Me Engana Que Eu Gosto (part. Roberto Ribeiro)
Marquinhos Satã
Ironia e crítica social em "Me Engana Que Eu Gosto"
"Me Engana Que Eu Gosto (part. Roberto Ribeiro)", de Marquinhos Satã, utiliza a ironia para expor as contradições do cotidiano carioca. Logo no início, frases como “cidade tranqüila como essa não há” e “meu capital está sempre sobrando” são usadas de forma sarcástica, evidenciando a descrença diante das promessas políticas e da realidade social do Rio de Janeiro. Essas afirmações, claramente distantes da verdade, reforçam o tom de deboche e o uso do jargão popular que dá nome à música.

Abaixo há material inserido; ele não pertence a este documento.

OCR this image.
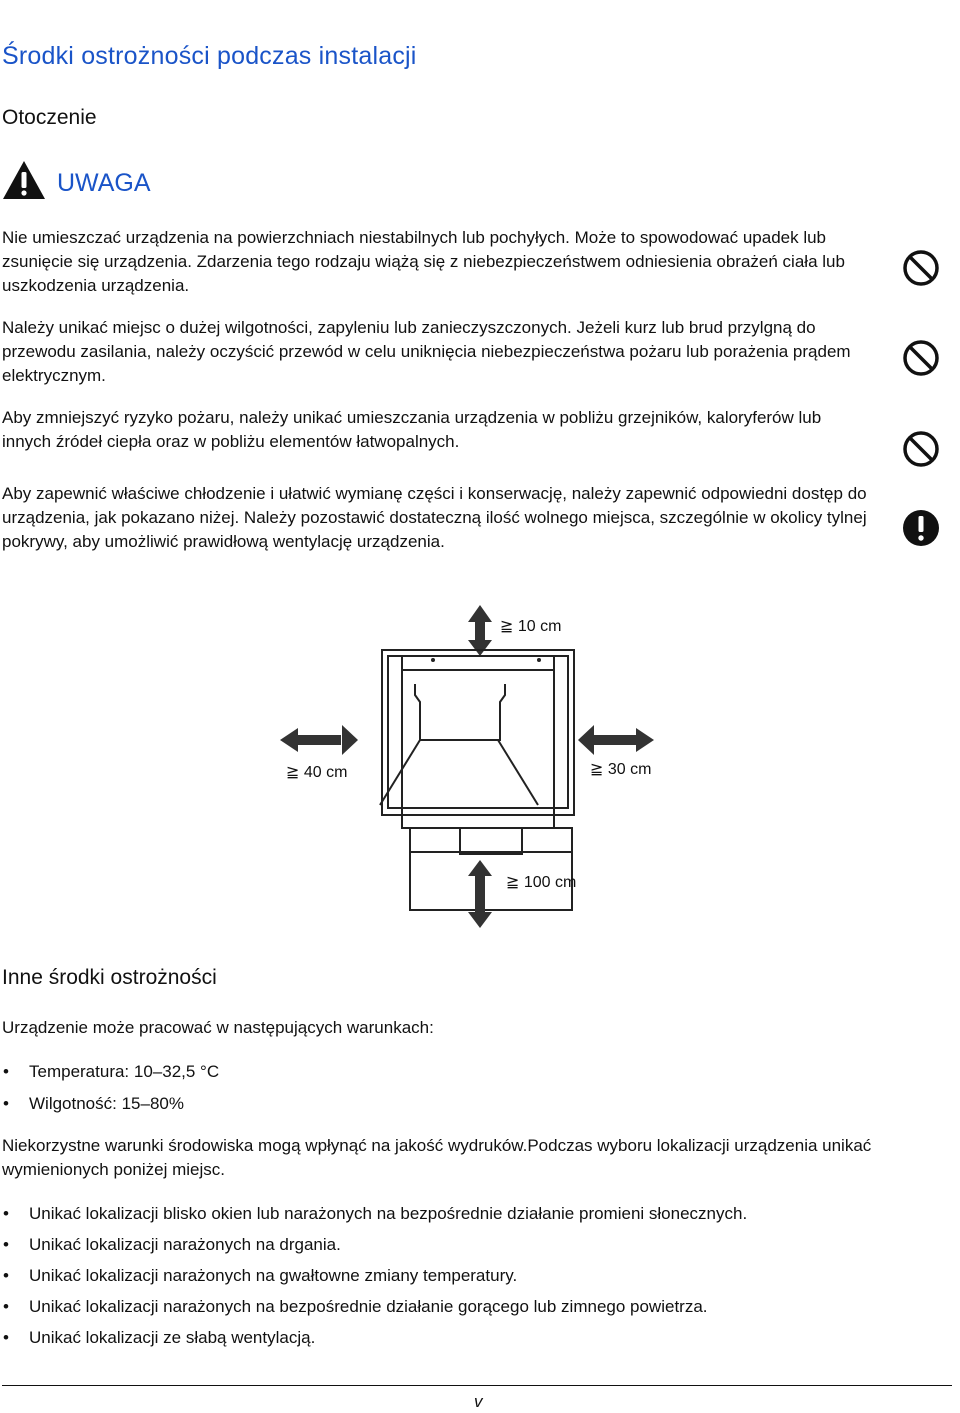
Środki ostrożności podczas instalacji
Otoczenie
UWAGA
Nie umieszczać urządzenia na powierzchniach niestabilnych lub pochyłych. Może to spowodować upadek lub zsunięcie się urządzenia. Zdarzenia tego rodzaju wiążą się z niebezpieczeństwem odniesienia obrażeń ciała lub uszkodzenia urządzenia.
Należy unikać miejsc o dużej wilgotności, zapyleniu lub zanieczyszczonych. Jeżeli kurz lub brud przylgną do przewodu zasilania, należy oczyścić przewód w celu uniknięcia niebezpieczeństwa pożaru lub porażenia prądem elektrycznym.
Aby zmniejszyć ryzyko pożaru, należy unikać umieszczania urządzenia w pobliżu grzejników, kaloryferów lub innych źródeł ciepła oraz w pobliżu elementów łatwopalnych.
Aby zapewnić właściwe chłodzenie i ułatwić wymianę części i konserwację, należy zapewnić odpowiedni dostęp do urządzenia, jak pokazano niżej. Należy pozostawić dostateczną ilość wolnego miejsca, szczególnie w okolicy tylnej pokrywy, aby umożliwić prawidłową wentylację urządzenia.
≧ 10 cm
≧ 40 cm	≧ 30 cm
≧ 100 cm
Inne środki ostrożności
Urządzenie może pracować w następujących warunkach:
• Temperatura: 10–32,5 °C
• Wilgotność: 15–80%
Niekorzystne warunki środowiska mogą wpłynąć na jakość wydruków.Podczas wyboru lokalizacji urządzenia unikać wymienionych poniżej miejsc.
• Unikać lokalizacji blisko okien lub narażonych na bezpośrednie działanie promieni słonecznych.
• Unikać lokalizacji narażonych na drgania.
• Unikać lokalizacji narażonych na gwałtowne zmiany temperatury.
• Unikać lokalizacji narażonych na bezpośrednie działanie gorącego lub zimnego powietrza.
• Unikać lokalizacji ze słabą wentylacją.
v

O contexto da composição está ligado a promessas políticas não cumpridas, como o fim da violência em seis meses, o que se reflete diretamente na letra ao ironizar a ideia de que tudo está perfeito, quando o dia a dia é repleto de dificuldades e desilusões.
A música também faz referência à cultura popular brasileira ao imaginar situações improváveis, como Chico Buarque na feira em Caxias ou Gal Costa passeando em Madureira. Essas imagens aproximam ícones da MPB do povo comum, reforçando o tom crítico e bem-humorado da canção. Outro exemplo de ironia aparece quando a letra fala da esposa satisfeita com o marido chegando bêbado em casa, zombando de expectativas irreais nas relações pessoais. O refrão repetitivo “me engana, me engana, me engana que eu gosto” resume o espírito da música: uma aceitação divertida, mas crítica, das mentiras e ilusões presentes no cotidiano brasileiro.
O significado desta letra foi gerado automaticamente.